Sahte PCR testi davası kapsamında 21 orkestra çalışanı tutuklanan Bülent Ersoy, sosyal medya hesabından açıklama yaptı. Ersoy, “Türkiye’nin en iyi avukatlarını görevlendirdim. O adı geçen otelin genel müdürü Süleyman beyefendi, o hastanenin doktoru ve o koskoca hastanenin yargılanmaları için gereken hukuki savaşı tüm servetim pahasına vereceğim” dedi.
Bülent Ersoy’un KKTC’de bir otelde vereceği konserin orkestra elemanları, ülkeye sahte PCR testi ile girdikleri gerekçesiyle 1 aydır otelde gözaltında tutuluyordu. Önceki gün mahkemeye çıkan 21 müzisyen hakkında tutuklama kararı verildi. Hapse gönderilen müzisyenler için hüküm 4 Ekim’de açıklanacak. Ekibe sahte belgeleri sağlayan Yılcay Takar ve Mehmet Öz ile otelin genel müdürü Süleyman Leventoğlu, 20’şer bin lira kefaletle serbest bırakılmıştı.
Yaşanan bu gelişme sonrası Bülent Ersoy, Instagram hesabından şu açıklamayı yaptı:
“Adalet herkes içindir. Adalet herkesten üstündür. Adalet karşısında herkes eşittir. Peki o zaman Kıbrıs’a benimle konser vermeye giden 21 müzisyen dostlarımın ellerine tutuşturulan sahte PCR raporu alan adı geçen otelin sayın genel müdürü Süleyman Bey’in ve bu raporları tanzim eden hatır gönül ve kazanç için sahtekârlık yapan sayın doktor hemşire ve hastanenin onayladığı resmi belgeleri tanzim ve tebliğ eden kişilerin hiç mi suçları yoktu da ada içerisinde elleri kollarını sallayarak ortalarda yüzsüzce dolaşıyorlar ve serbestler.
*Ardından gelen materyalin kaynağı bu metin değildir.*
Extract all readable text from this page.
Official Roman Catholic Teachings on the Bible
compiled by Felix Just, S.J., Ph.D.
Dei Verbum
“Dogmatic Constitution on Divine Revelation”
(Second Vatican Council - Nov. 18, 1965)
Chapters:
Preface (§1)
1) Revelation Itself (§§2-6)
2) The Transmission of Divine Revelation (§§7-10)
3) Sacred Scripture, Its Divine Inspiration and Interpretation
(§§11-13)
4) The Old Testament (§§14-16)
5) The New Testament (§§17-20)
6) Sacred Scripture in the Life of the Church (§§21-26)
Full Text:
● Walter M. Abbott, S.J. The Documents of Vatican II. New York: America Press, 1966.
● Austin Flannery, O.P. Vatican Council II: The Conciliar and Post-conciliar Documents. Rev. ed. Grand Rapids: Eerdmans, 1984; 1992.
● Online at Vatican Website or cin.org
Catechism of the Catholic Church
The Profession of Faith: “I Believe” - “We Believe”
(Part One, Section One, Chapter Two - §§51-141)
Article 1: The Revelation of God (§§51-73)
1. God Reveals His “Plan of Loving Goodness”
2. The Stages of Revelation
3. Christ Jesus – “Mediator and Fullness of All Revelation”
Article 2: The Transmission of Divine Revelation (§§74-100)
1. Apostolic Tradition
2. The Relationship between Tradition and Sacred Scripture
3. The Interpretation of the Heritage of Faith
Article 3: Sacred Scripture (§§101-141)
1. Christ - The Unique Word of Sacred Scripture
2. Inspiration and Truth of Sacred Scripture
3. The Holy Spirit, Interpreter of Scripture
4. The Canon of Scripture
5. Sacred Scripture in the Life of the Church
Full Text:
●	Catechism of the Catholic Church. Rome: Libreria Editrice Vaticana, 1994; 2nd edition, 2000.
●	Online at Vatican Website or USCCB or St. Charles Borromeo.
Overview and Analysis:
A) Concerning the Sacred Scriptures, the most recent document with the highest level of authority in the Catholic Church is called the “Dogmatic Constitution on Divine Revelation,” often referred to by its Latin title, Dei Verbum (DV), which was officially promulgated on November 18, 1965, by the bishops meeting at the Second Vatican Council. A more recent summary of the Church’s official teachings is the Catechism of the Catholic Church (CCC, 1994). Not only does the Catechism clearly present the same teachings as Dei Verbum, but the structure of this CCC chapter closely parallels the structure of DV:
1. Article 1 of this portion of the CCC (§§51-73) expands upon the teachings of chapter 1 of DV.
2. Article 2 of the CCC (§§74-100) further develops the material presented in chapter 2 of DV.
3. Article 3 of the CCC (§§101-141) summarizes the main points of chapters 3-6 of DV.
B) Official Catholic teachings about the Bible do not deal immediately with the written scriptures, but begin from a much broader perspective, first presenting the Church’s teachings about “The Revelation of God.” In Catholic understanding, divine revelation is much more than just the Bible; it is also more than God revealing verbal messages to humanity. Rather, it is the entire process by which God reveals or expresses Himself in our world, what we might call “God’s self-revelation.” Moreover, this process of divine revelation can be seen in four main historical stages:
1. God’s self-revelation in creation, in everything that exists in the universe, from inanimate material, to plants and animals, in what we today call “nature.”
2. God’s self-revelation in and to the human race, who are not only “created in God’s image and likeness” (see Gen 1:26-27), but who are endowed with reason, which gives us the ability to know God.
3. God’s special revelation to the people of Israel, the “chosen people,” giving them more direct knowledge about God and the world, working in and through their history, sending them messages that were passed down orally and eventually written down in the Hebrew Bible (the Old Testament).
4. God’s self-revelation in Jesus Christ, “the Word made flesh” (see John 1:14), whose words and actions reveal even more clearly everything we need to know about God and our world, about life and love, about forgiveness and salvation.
Benim ekmek parası için hayat savaşı veren sevgili arkadaşlarım bugün elleri kelepçeli bir şekilde hapse atıldı. Sizin adanızda adalet kişilere göre değişim mi gösteriyor?”
“Hayatım boyunca adaletsizliğe hiç prim vermedim. Kendim de iki kez hapse girdim. Kimselerden de yardım dilenmedim… Çünkü o suçları işlemiştim. Cezasını da çekmekle mükelleftim. Bu konuyla ilgili bugüne kadar 21 arkadaşım ve dostuma mahkemelerinde ters bir reaksiyon oluşmasın adına herhangi bir şekilde zarar gelmesin diye evet sustum. Onlarla sadece telefonda konuşarak gerek maddi gerek manevi ilgimi alakamı, sevgimi bağlılığımı hep hissettirmeye çalıştım. Ailelerine maddeten yardım ettim. Bir saz arkadaşımın hamile eşini yatırdığım çok ünlü bir hastanede doğumunu yaptırttım. Hatta ve hatta kendileri de teveccüh buyurup yeni doğan evlatlarının ismini Bülent koymuş. Ben bütün bunları yaparken yardımlarımı şova dönüştürmeden, sağ elin verdiğini sol el görmemeli, bilmemeli terbiyesi içerisinde hareket ettim. Bu hayatım boyunca da böyle oldu.”
“Yani kısacası elimin erdiği, gücümün yettiğince arkadaşlarımın hep yanlarında oldum ve olacağım da… Bugüne kadar da sustum ama artık bugün o kelepçeli elleri gördükten sonra hak aramak nasıl oluyormuş göreceğiz, görüşeceğiz. Aslında ben de bu konudan maddi ve manevi olarak son derece zarar ve ziyanını yaşadım ve yaşıyorum da… Ekibimin olmayışı nedeniyle tüm alınmış işlemi iptal etmek zorunda kaldım. Manevi acı ve ziyana gelince onun zaten karşılığı yok. Türkiye’nin en iyi avukatlarını görevlendirdim. O adı geçen otelin genel müdürü Süleyman beyefendi, o hastanenin doktoru ve o koskoca hastanenin yargılanmaları için gereken hukuki savaşı tüm servetim pahasına vereceğim.”
“Ayrıca bu savaşım sadece Türkiye ve Kuzey Kıbrıs Türk Cumhuriyeti hudutları içinde kalmayacak. Avrupa İnsan Hakları Mahkemesi’nde de bu hakkımı ve haklarımızın son nefesime kadar mücadelesini vereceğim.”